Negli ultimi anni è stato sempre più evidenziato il ruolo dell’infiammazione e del sistema immunitario, in particolare dei linfociti T. Nelle donne, l’attività dei linfociti T è più elevata: i linfociti T sono a loro volta regolati da un altro sottogruppo di cellule immunitarie, i linfociti T «regolatori», e dall’estradiolo un ormone sessuale presente ad alti livelli nelle donne. Si sta cercando di capire in che modo questi tre elementi – linfociti T, regolatori ed estradiolo – sono in relazione nel generare questo tipo di dolore. Ancora da chiarire è la variabilità della sensazione dolorosa nelle età della vita della donna: nella pubertà, nell’età fertile (in rapporto alle cicliche variazioni ormonali) e nella menopausa.

Conoscere meglio i meccanismi del dolore e per quale motivo nei due sessi si manifesta in modo diverso è fondamentale per sviluppare terapie efficaci e mirate. Finora, la ricerca sperimentale e clinica non hanno dato sufficiente rilievo a questo argomento: l’80 per cento degli studi dedicati al dolore utilizza solo animali maschi e solo il 4 per cento è dedicato al tema delle differenze di genere.
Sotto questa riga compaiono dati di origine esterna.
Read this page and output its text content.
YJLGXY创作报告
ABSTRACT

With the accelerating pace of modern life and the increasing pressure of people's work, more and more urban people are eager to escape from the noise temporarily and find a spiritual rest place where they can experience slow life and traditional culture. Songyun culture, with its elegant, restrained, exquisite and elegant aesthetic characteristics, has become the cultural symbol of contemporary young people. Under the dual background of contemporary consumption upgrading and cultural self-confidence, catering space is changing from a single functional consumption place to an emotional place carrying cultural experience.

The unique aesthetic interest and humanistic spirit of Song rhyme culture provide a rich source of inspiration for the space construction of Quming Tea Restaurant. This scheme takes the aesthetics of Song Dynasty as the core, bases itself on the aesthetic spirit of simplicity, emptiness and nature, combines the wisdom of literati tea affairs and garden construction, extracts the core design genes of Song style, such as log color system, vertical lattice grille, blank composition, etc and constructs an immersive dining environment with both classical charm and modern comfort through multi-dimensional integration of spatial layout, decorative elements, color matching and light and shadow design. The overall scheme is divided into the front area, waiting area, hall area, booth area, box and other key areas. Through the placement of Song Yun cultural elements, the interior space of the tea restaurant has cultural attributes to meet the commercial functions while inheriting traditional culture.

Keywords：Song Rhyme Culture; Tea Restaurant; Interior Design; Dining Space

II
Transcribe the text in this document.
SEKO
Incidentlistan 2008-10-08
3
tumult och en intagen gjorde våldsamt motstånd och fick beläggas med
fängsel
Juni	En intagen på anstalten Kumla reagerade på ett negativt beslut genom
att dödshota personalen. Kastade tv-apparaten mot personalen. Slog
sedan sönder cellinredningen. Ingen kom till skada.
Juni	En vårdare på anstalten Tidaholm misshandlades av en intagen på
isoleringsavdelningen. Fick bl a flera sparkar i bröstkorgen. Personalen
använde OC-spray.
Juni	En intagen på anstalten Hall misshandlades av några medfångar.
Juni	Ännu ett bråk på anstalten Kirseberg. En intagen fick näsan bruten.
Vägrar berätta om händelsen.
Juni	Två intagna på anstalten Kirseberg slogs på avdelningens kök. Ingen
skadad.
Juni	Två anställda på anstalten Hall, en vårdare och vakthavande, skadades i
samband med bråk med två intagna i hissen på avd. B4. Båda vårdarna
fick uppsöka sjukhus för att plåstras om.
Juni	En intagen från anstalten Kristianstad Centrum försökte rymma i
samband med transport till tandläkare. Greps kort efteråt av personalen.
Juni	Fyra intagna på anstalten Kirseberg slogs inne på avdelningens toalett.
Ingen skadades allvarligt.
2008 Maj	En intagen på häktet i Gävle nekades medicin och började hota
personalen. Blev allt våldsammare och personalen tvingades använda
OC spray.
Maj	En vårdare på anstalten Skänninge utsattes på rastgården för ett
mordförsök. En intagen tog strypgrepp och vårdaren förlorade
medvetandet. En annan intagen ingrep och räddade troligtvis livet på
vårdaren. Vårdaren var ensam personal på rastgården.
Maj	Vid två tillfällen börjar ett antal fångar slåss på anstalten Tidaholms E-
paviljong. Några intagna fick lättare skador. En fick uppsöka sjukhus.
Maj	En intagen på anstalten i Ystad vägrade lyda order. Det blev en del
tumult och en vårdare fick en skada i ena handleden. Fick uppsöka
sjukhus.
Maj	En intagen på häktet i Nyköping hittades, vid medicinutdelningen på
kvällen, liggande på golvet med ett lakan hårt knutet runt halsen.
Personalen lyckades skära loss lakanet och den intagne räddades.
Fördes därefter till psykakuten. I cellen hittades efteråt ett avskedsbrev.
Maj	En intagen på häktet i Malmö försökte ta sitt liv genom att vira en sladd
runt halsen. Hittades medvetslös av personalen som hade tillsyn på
Qualcosa tuttavia sta cambiando: dal 2016, la massima Istituzione scientifica degli USA – i National Institutes of Health (NIH) – ha reso obbligatorio, per chi richiede un contributo per la ricerca sul dolore, di giustificare la scelta del sesso degli animali utilizzati negli esperimenti e lo stesso orientamento deve essere seguito anche nella sperimentazione umana.